F.P.: Mentre vi ascoltavo mi chiedevo, Sara quel è stata la cosa più difficile che hai lasciato in questo lavoro?
S.P.: Beh, penso che la cosa più difficile sia stata il pensare di voler affermare qualcosa ma di non poterlo fare perché non avevo le forme e i pazzi per farlo e quindi ho dovuto prendere consapevolezza che una forma informe, impossibile, non traducibile in qualcosa di reale potesse essere l’affermazione di un luogo, di uno stato. Questa forse è stata la cosa più difficile: accettare che una forma assurda, sia una forma in cui è possibile vivere.

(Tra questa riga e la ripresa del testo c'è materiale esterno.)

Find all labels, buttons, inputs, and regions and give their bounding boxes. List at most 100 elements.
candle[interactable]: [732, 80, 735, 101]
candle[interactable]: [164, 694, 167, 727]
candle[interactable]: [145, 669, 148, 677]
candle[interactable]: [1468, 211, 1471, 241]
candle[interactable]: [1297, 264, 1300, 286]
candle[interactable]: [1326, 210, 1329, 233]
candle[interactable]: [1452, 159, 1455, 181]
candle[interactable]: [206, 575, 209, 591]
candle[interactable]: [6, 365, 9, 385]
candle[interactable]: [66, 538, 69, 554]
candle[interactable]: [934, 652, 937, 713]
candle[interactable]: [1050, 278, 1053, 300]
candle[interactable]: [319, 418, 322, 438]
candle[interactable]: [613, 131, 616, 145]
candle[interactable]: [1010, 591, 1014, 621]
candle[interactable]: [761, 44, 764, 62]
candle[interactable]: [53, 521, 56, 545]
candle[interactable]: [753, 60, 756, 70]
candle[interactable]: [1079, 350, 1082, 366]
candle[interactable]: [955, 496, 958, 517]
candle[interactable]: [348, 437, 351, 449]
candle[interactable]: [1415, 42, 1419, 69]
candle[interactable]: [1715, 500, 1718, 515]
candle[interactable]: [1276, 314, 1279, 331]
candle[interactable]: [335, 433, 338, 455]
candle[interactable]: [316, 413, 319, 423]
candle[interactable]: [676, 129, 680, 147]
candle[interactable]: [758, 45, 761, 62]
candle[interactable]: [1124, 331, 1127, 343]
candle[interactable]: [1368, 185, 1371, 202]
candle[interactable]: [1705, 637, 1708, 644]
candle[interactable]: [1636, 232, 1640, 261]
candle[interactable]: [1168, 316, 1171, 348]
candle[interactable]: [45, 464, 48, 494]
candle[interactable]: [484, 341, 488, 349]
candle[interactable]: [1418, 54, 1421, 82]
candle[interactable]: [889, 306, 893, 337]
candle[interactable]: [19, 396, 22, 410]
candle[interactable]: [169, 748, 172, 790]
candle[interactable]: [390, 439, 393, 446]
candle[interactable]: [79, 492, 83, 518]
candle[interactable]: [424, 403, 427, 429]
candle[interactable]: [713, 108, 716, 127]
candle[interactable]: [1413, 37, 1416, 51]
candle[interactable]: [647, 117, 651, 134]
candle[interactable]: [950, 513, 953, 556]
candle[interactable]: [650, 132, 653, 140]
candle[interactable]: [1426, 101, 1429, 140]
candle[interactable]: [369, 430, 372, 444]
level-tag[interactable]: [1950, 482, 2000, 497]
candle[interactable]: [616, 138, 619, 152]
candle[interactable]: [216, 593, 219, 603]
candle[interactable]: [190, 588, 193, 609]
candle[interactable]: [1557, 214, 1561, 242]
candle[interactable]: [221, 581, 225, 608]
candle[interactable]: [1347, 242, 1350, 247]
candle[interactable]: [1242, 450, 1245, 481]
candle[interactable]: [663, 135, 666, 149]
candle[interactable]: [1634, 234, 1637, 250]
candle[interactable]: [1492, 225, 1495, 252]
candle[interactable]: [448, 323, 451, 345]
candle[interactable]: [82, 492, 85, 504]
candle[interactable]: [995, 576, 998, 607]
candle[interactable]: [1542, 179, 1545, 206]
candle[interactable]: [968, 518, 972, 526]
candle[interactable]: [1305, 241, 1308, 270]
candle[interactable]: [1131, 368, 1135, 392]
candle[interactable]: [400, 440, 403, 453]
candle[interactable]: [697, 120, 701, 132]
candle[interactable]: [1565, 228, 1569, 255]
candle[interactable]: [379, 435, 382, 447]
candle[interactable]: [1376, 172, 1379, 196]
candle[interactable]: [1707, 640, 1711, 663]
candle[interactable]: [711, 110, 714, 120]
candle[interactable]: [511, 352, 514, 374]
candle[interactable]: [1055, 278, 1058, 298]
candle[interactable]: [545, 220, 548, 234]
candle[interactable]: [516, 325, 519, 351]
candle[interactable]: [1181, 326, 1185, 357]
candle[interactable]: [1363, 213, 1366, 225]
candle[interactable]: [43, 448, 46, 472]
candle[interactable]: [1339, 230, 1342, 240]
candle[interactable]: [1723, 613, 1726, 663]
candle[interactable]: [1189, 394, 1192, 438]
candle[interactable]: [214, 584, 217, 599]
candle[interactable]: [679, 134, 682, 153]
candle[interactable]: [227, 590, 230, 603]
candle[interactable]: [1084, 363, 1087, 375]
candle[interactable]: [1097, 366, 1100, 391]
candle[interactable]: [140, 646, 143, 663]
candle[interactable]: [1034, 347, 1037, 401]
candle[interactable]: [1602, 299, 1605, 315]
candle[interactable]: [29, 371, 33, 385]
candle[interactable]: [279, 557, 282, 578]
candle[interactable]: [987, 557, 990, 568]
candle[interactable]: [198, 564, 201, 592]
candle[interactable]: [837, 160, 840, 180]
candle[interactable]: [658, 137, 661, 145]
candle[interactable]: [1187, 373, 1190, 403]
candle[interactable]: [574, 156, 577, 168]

A.R.: Un elemento interessante all’interno de La linea d’acqua è l’idea di proporre ripetizioni di immagini simili ma mai identiche (attraverso la forma allestitiva del trittico, del dittico) e di errori fotografici. Come ti relazioni con la possibilità, che è forse anche una necessità, di fallire all’interno di un processo artistico? E come avete ragionato insieme su alcune scelte rispetto al ruolo che assumono le immagini fallace e quelle ripetute ai fini di questa narrazione?
S.P.: Credo che su questo aspetto sia interessante sentire prima la riflessione di Fiore, perché è stata lei a condurmi verso questa importanza del formato rispetto a ciò che si vuole dire e dove collocarlo poi nello spazio. Ad esempio la scelta di porre le “matrici/errori” all’inizio del percorso (nella parete frontale rispetto all’ingresso) e in un formato più piccolo, privo di cornici con il solo filtro di vetro, è stata Fiore a indirizzarmi lì, facendomi scoprire come le frammentazioni di errori siano forme del reale più possibili. A me ha molto colpito ad esempio quando un visitatore in mostra mi ha fatto notare come quei cinque errori fossero una buona rappresentazione di me, una sorta di autoritratto. Beh, questo mi ha portato a riflettere sull’idea della frammentazione come rappresentazione di un singolo individuo fatto di più sfaccettature…
F.P.: Penso che una chiave importante sia stata quella di considerare l’intera mostra l’opera finale, di pensare l’opera come un’entità, un corpo. Quindi noi ci siamo immaginate la galleria come un insieme di organi e questo ci ha permesso di capire dove e come porre le immagini nello spazio. La cosa più difficile che si affronta in questo lavoro è quella che sta a destra dell’entrata ovvero il “buco nero” (Matrice#0) che diventa un sistema di spaesamento voluto. In mostra infatti tutte le linee di direzioni normali dello sguardo non si trovano perché c’è un evento traumatico che le ha rotte tutte quindi se si vuole continuare a vivere si deve accettare l’esistenza di un’altra dimensione e si deve vedere cosa di quella dimensione funziona. Abbiamo lavorato su formati vuoti, cioè su formati che funzionassero in rapporto con il corpo e per questo le proporzioni delle matrici/errori corrispondono a quelle della testa, del viso dello spettatore. Durante l’istallazione, poi, ci siamo rese conto che la mostra potesse funzionare meglio abbassando tutto l’orizzonte così che le opere fossero poste in proporzione con il busto, con la parte centrale del corpo dello spettatore, creando così un nuovo orizzonte che coinvolgesse di più testa e busto, parti del corpo più legate al fare oltre che al linguaggio. Con Sara abbiamo lavorato bene proprio per questa nostra comune ossessione per lo spazio e per il linguaggio…forse lo spazio è il linguaggio. Probabilmente la fotografia è la cosa che instaura il rapporto più strano con lo spazio, perché proprio nella sua presunta trasparenza in realtà si cela l’ambiguità. Penso che la risposta stia un po’ in questo continuo rapporto di pieni e vuoti: da una parte ci sono le opere che richiedendo un certo formato nel rapporto con il corpo e con lo spazio e dall’altra c’è lo spazio che ha richiesto dei formati in rapporto a sé stesso in quanto organismo. Per noi la galleria è sempre stata intesa come un corpo appunto. Quello che succede nello spazio, è dato dal fatto che le forme, gli organi che compongono la galleria erano perfetti per la costruzione di questa narrazione.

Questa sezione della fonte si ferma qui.